Adagium yang selalu orangtua saya tanamkan semenjak saya masih kecil. Saya
terlahir dari kedua orangtua yang berdarah Madura asli namun semenjak kecil saya harus dan mau tidak
mau belajar tentang Budaya Jawa. Tempat dimana kedua orangtua saya merantau
semenjak saya masih sangat kecil.
Merantau,
jauh dari kampung halaman namun disinilah di pulau Jawa, saya menuntut ilmu,
menghirup nafas, bersosialisasi bahkan Ayah sayapun menuntut saya dapat
berbahasa Jawa Halus (kromo Inggil) dalam percakapan sehari-hari. Lucu?pasti!
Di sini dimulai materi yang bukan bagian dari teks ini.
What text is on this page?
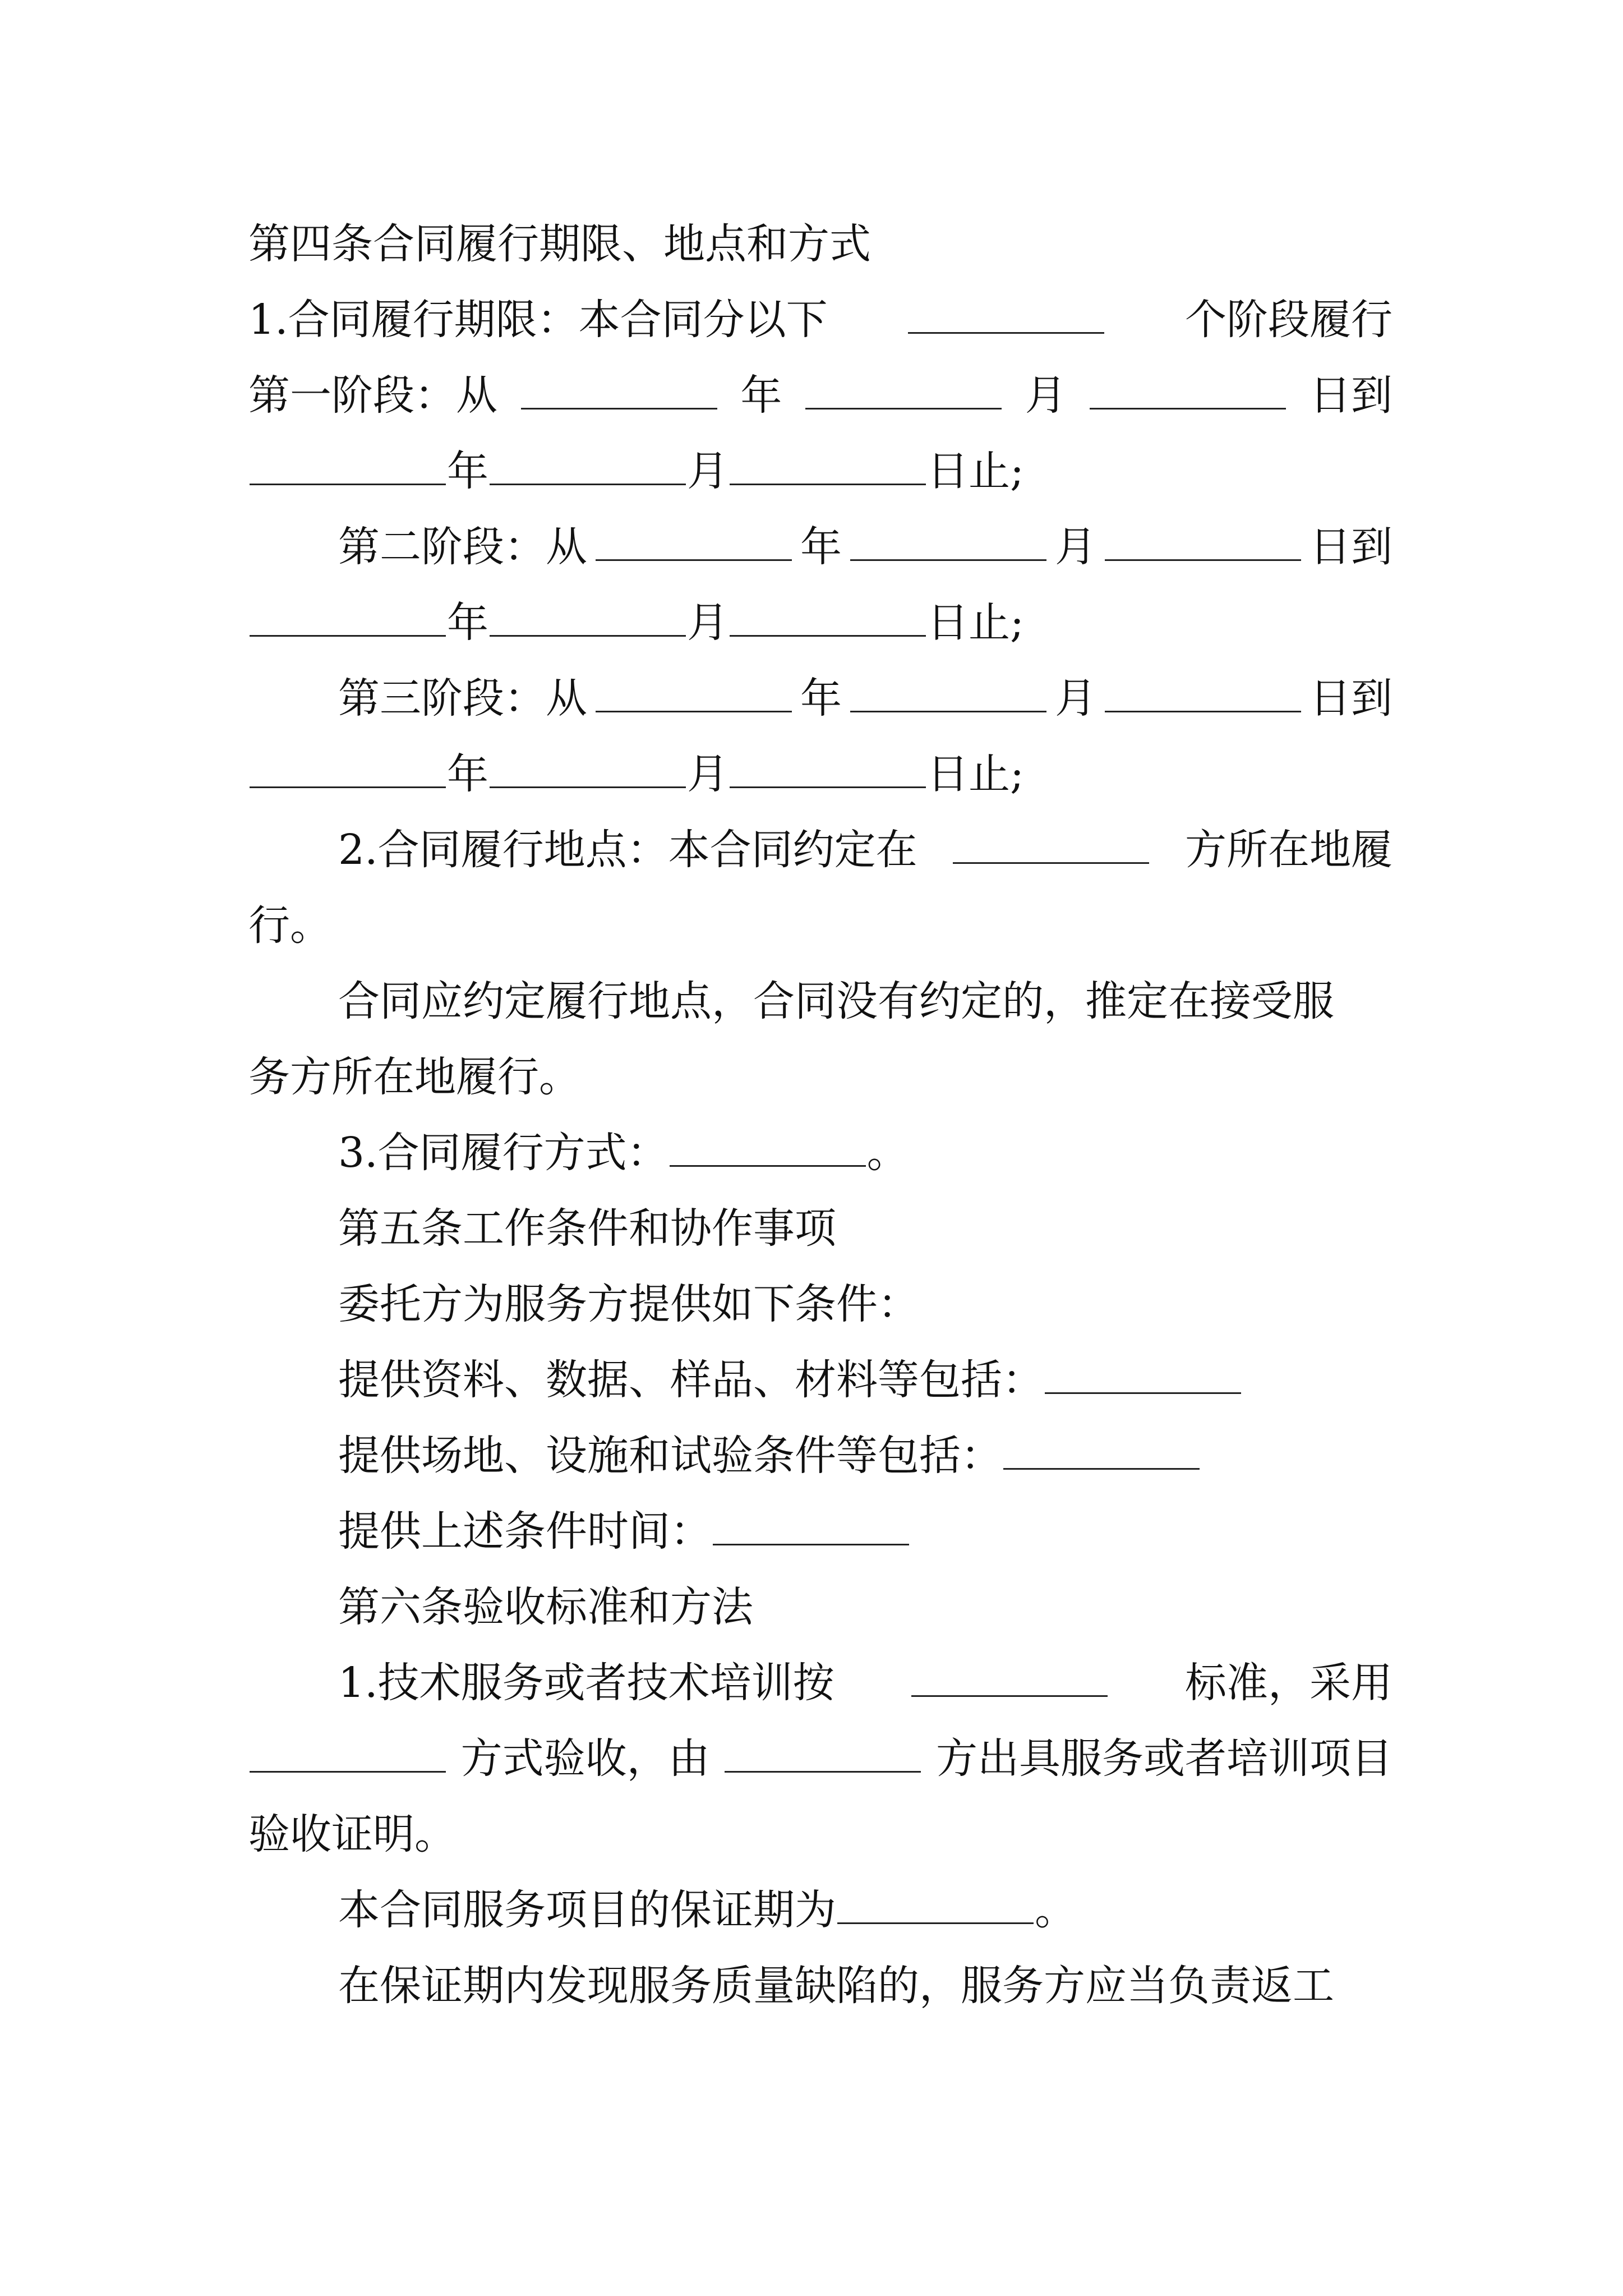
第四条合同履行期限、地点和方式
1.合同履行期限：本合同分以下	个阶段履行
第一阶段：从	年	月	日到
年	月	日止;
第二阶段：从	年	月	日到
年	月	日止;
第三阶段：从	年	月	日到
年	月	日止;
2.合同履行地点：本合同约定在	方所在地履
行。
合同应约定履行地点，合同没有约定的，推定在接受服
务方所在地履行。
3.合同履行方式：	。
第五条工作条件和协作事项
委托方为服务方提供如下条件：
提供资料、数据、样品、材料等包括：
提供场地、设施和试验条件等包括：
提供上述条件时间：
第六条验收标准和方法
1.技术服务或者技术培训按	标准，采用
方式验收，由	方出具服务或者培训项目
验收证明。
本合同服务项目的保证期为	。
在保证期内发现服务质量缺陷的，服务方应当负责返工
saya berdarah madura Asli tapi bila
nilai bahasa daerah saya di sekolah hanya bisa mencapai nilai 6, maka terbayang
murka ayah semenjak saya mendapatkan hasil ulangan tersebut. Tak sedikitpun
percakapan bahasa Madura diterapkan dalam keluarga saya saat itu. Semua anggota keluarga bahkan hingga asisten
rumah tangga menggunakan bahasa Jawa yang begitu kental dalam bahasa
sehari-hari. Begitu tersiksanya saya saat itu. Dipaksa menggunakan bahasa
daerah yang bukan bahasa saya. Namun pembiasaan orangtua dan kondisi lingkungan
yang mempu membentuk saya untuk perlahan mencintai Budaya Jawa meski tetap tak
terpisahkan dengan adat istiadat Madura.
Mengikuti
kursus menari dan menabuh gamelan merupakan salah satu cara bapak menanamkan
rasa cinta budaya rantau. Pelan tapi pasti, saya memang sangat mencintai budaya
Jawa. Bahkan rasanya saya bukan terlahir dari keluarga yang bersuku Madura.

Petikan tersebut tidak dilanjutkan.